Тотчас прибежали обе мисс Куни, хозяйка и мясник — он в тот день бастовал. Последним подошел доктор, и все взоры сразу устремились к нему: а вдруг еще возможно чудо? — газеты то и дело пишут о всяких «воскрешениях.». Но доктор взглянул на старичка и только произнес: «Он умер. Надо позвать полицию». Никто не ответил. Это здравое замечание показалось просто оскорбительным. Мясник — смерть ему была не в диковинку, а делать тут мяснику все равно нечего — тут же ушел. Ушел и доктор — провожаемый укоризненными взглядами. Он ведь так ничего и не предпринял, правда, вынул из кармана платок и вытер глаза — видно, очень расстроился, но разве этого ждут от врача?

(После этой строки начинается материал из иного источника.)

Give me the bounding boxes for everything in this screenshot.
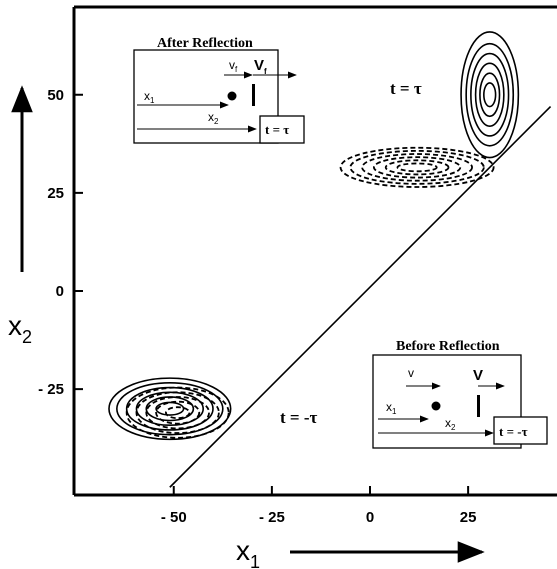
contour-dashed: [155, 400, 201, 425]
mirror-line: [169, 105, 552, 488]
inset-after-mirror: [252, 84, 255, 106]
x-axis-label-text: x: [236, 535, 250, 566]
inset-before-reflection: Before Reflection x1 x2 v V t = -τ: [372, 339, 548, 449]
inset-after-title: After Reflection: [157, 36, 253, 51]
svg-text:x2: x2: [208, 110, 219, 126]
contour-dashed: [135, 391, 220, 434]
contour-solid: [116, 382, 224, 436]
svg-text:x2: x2: [8, 310, 32, 347]
x-axis-label-sub: 1: [250, 552, 260, 569]
y-axis-label-sub: 2: [22, 327, 32, 347]
contour-dashed: [361, 153, 473, 182]
svg-text:x1: x1: [144, 89, 155, 105]
contour-dashed: [396, 162, 438, 173]
wavepacket-after-solid: [460, 31, 520, 159]
inset-after-V: V: [254, 57, 264, 74]
contour-solid: [460, 31, 520, 159]
inset-after-x2-sub: 2: [214, 117, 219, 126]
svg-text:Vf: Vf: [254, 57, 267, 76]
inset-after-x1: x: [144, 89, 150, 103]
x-tick-label: - 25: [259, 509, 285, 526]
inset-after-V-sub: f: [264, 67, 267, 76]
inset-before-time-box: [493, 416, 548, 445]
inset-before-particle: [431, 401, 441, 411]
inset-after-reflection: After Reflection x1 x2 vf Vf t = τ: [133, 36, 305, 144]
inset-after-x2: x: [208, 110, 214, 124]
contour-dashed: [145, 396, 210, 430]
x-tick-label: 25: [460, 509, 477, 526]
annotation-t-after: t = τ: [390, 79, 422, 98]
contour-dashed: [165, 406, 191, 420]
contour-dashed: [339, 146, 495, 188]
contour-solid: [479, 72, 501, 118]
contour-solid: [470, 52, 510, 137]
inset-after-v: v: [229, 58, 235, 72]
svg-text:v: v: [408, 366, 414, 380]
x-tick-label: 0: [366, 509, 374, 526]
wavepacket-contours: [108, 31, 520, 441]
contour-dashed: [349, 149, 485, 185]
svg-text:x1: x1: [236, 535, 260, 569]
y-tick-label: 25: [47, 185, 64, 202]
wavepacket-before-dashed: [125, 386, 230, 439]
contour-solid: [135, 391, 204, 427]
y-axis-label-text: x: [8, 310, 22, 341]
wavepacket-before-solid: [108, 377, 232, 441]
contour-dashed: [125, 386, 230, 439]
inset-after-time-box: [259, 115, 305, 144]
wavepacket-after-dashed: [339, 146, 495, 188]
plot-frame: [72, 5, 557, 497]
inset-after-particle: [227, 91, 237, 101]
contour-solid: [483, 82, 497, 108]
inset-before-v: v: [408, 366, 414, 380]
contour-solid: [108, 377, 232, 441]
contour-dashed: [373, 156, 462, 179]
inset-before-x1-sub: 1: [392, 407, 397, 416]
svg-text:x2: x2: [445, 416, 456, 432]
svg-text:vf: vf: [229, 58, 238, 74]
axis-ticks: - 50 - 25 0 25 - 25 0 25 50: [38, 87, 476, 526]
contour-solid: [155, 401, 185, 416]
inset-after-time: t = τ: [265, 122, 289, 137]
inset-before-x1: x: [386, 400, 392, 414]
contour-solid: [465, 42, 515, 147]
inset-before-x2-sub: 2: [451, 423, 456, 432]
x-tick-label: - 50: [161, 509, 187, 526]
annotation-t-before: t = -τ: [280, 408, 318, 427]
svg-text:V: V: [473, 367, 483, 384]
inset-before-V: V: [473, 367, 483, 384]
contour-solid: [474, 62, 505, 127]
inset-before-x2: x: [445, 416, 451, 430]
inset-after-x1-sub: 1: [150, 96, 155, 105]
inset-before-title: Before Reflection: [396, 339, 500, 354]
inset-before-time: t = -τ: [499, 424, 528, 439]
y-tick-label: - 25: [38, 381, 64, 398]
y-tick-label: 0: [56, 283, 64, 300]
svg-text:x1: x1: [386, 400, 397, 416]
x-axis-label: x1: [236, 535, 485, 569]
y-axis-label: x2: [8, 85, 33, 347]
contour-dashed: [384, 159, 450, 176]
inset-before-mirror: [477, 395, 480, 417]
y-tick-label: 50: [47, 87, 64, 104]
inset-after-v-sub: f: [235, 65, 238, 74]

Газетное сообщение кончалось обычной припиской: «Обстоятельства смерти подозрений не вызывают». Но подобный отчет, похоже, устроил не всех: следом за полицейскими явились еще и люди в штатском. Какого черта опытный, хоть и непрактикующий, врач живет в такой дыре? Почему? Ничего особенного: какая-то душевная травма, человек он странноватый, конечно, и немного не в себе, но, кажется, совсем безобидный, и грехов за ним никаких: не пьянствует, не наркоман, не насильник, не совратитель, и абортов тоже вроде не делает; жена у него состоятельная — может, в этом все дело?